Ella quería discutir con él, pero vio que estaba serio y no se trataba de que se mostrara paternalista porque ella tuviera menos experiencia como agente de la ley.

– De acuerdo.

Lo miró.

– Gracias por ayudarme hoy y por quedarte esta noche, Andrew.

– De nada.

– ¿Es tu trabajo?

– Mac…

– Podías haberme dicho que nuestra relación interfería con tu trabajo. Como mínimo, podías haber inventado una mentira buena. Haberme dicho que había otra persona.

– No la hay -la miró a los ojos-. No tenía que haberte dejado ese mensaje. Lo menos que podía haber hecho era ir a explicarte las cosas.

– Así podrías haber sorprendido a Cal Benton llamando a mi puerta y haberle preguntado por qué buscaba a Harris Mayer.
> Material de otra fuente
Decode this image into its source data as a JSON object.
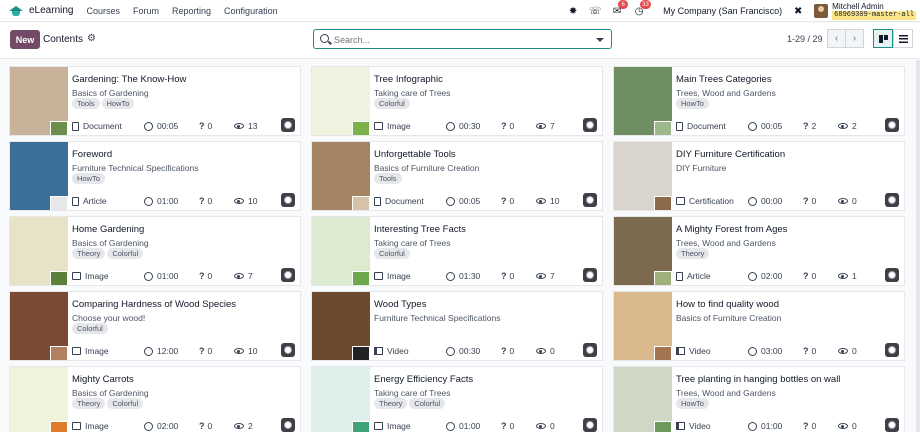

Le pareció haberlo visto en una recaudación de fondos a la que yo asistí con Beanie el miércoles -Mackenzie frunció el ceño-. Aja. Ahora lo entiendo. Cal os vio a Harris y a ti juntos en el hotel, ¿verdad?

Rook subió al porche con ella.

– Nada de eso importa. Corté contigo porque no quería colocarnos a ninguno de los dos en una situación que luego lamentáramos.

Ella soltó una carcajada.

– Me cuesta creer que fuera a arrepentirme de acostarme contigo aunque me dejaras diez minutos después.

– Mac -él le apartó unos rizos de la frente y le acarició los labios con los nudillos-. Me alegro de que lo de hoy no haya sido grave. Siento no haber llegado antes para ayudarte.

Ella intentó sonreír.

– No me estás poniendo fácil que siga pensando que eres una víbora.

Él la besó con suavidad.

– Mejor. No me gustan las víboras.

No esperó a que ella respondiera y le abrió la puerta. Mackenzie entró, dando gracias por no haberse caído al suelo y que él hubiera tenido que transportarla en brazos.